Heap Size (neo4j.conf):
# Set heap to 8-16GB (or 25% of RAM)
dbms.memory.heap.initial_size=8g
dbms.memory.heap.max_size=8g
GC Settings (jvm.additional):
dbms.jvm.additional=-XX:+UseG1GC
dbms.jvm.additional=-XX:MaxGCPauseMillis=200
dbms.jvm.additional=-XX:ParallelGCThreads=16

Page Cache

Size Recommendation: 50-75% of remaining RAM (after heap)
# neo4j.conf
dbms.memory.pagecache.size=32g  # For 64GB RAM (8GB heap + 32GB cache)
Monitor Hit Ratio:
CALL dbms.queryJmx("org.neo4j:instance=kernel#0,name=Page cache")
YIELD attributes
RETURN
  attributes.hits AS hits,
  attributes.faults AS faults,
  (toFloat(attributes.hits) / (attributes.hits + attributes.faults)) AS hit_ratio
Target: > 95% hit ratio

Transaction Log

Configuration:
dbms.tx_log.rotation.retention_policy=2 days  # Keep 2 days of logs
dbms.tx_log.rotation.size=256M               # Rotate at 256MB

Part 6: Security

Authentication

Enable authentication:
dbms.security.auth_enabled=true
Create users:
// Create admin user
CREATE USER admin SET PASSWORD 'secure_password' CHANGE NOT REQUIRED;
GRANT ROLE admin TO admin;

// Create read-only user
CREATE USER analyst SET PASSWORD 'password' CHANGE NOT REQUIRED;
GRANT ROLE reader TO analyst;

Authorization (RBAC)

Create custom role:
CREATE ROLE data_scientist;

// Grant read access to neo4j database
GRANT MATCH {*} ON GRAPH neo4j TO data_scientist;

// Grant algorithm execution
GRANT EXECUTE PROCEDURE gds.* ON DBMS TO data_scientist;

// Assign role to user
GRANT ROLE data_scientist TO alice;

Encryption

SSL/TLS for Bolt:
dbms.connector.bolt.tls_level=REQUIRED
dbms.ssl.policy.bolt.enabled=true
dbms.ssl.policy.bolt.base_directory=certificates/bolt
dbms.ssl.policy.bolt.private_key=private.key
dbms.ssl.policy.bolt.public_certificate=public.crt
Generate certificates:
openssl req -newkey rsa:2048 -nodes -keyout private.key -x509 -days 365 -out public.crt

Part 7: Troubleshooting

Issue 1: Slow Queries

Diagnosis:
// Enable query logging (neo4j.conf)
dbms.logs.query.enabled=true
dbms.logs.query.threshold=1s  // Log queries > 1 second

// View slow queries
CALL dbms.listQueries()
YIELD query, elapsedTimeMillis
WHERE elapsedTimeMillis > 1000
RETURN query, elapsedTimeMillis
ORDER BY elapsedTimeMillis DESC
Solutions:
  1. Add indexes
  2. Use PROFILE to find bottlenecks
  3. Rewrite query (filter early, limit results)

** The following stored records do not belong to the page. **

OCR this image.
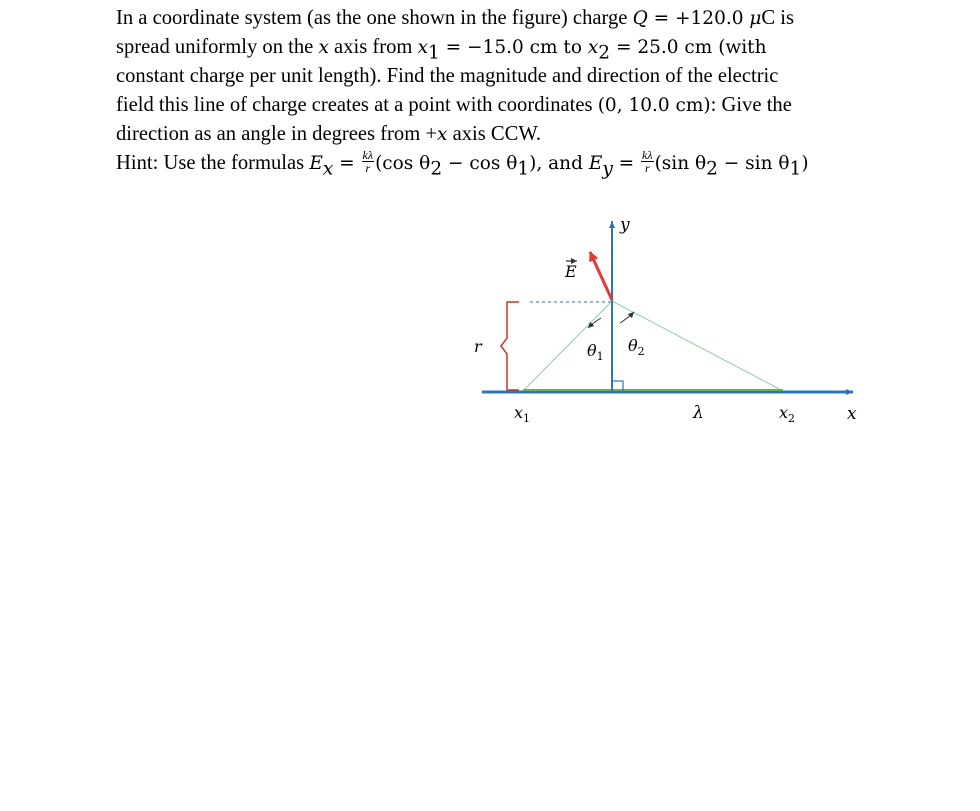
In a coordinate system (as the one shown in the figure) charge Q = +120.0 μC is

spread uniformly on the x axis from $x_1 = -15.0$ cm to $x_2 = 25.0$ cm (with

constant charge per unit length). Find the magnitude and direction of the electric

field this line of charge creates at a point with coordinates (0, 10.0 cm): Give the

direction as an angle in degrees from +x axis CCW.

Hint: Use the formulas $E_x = \frac{k\lambda}{r} (\cos$ $\theta_2 - \cos \theta_1$), and $E_y = \frac{k\lambda}{r} (\sin$ $\theta_2 - \sin \theta_1$)

y
x
E
r	$\theta_1$
$\theta_2$
$x_1$	λ	$x_2$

Issue 2: High Memory Usage

Diagnosis:
CALL dbms.queryJmx("java.lang:type=Memory")
YIELD attributes
RETURN attributes.HeapMemoryUsage
Solutions:
  1. Increase heap size (dbms.memory.heap.max_size)
  2. Increase page cache (dbms.memory.pagecache.size)
  3. Check for transaction leaks (unclosed transactions)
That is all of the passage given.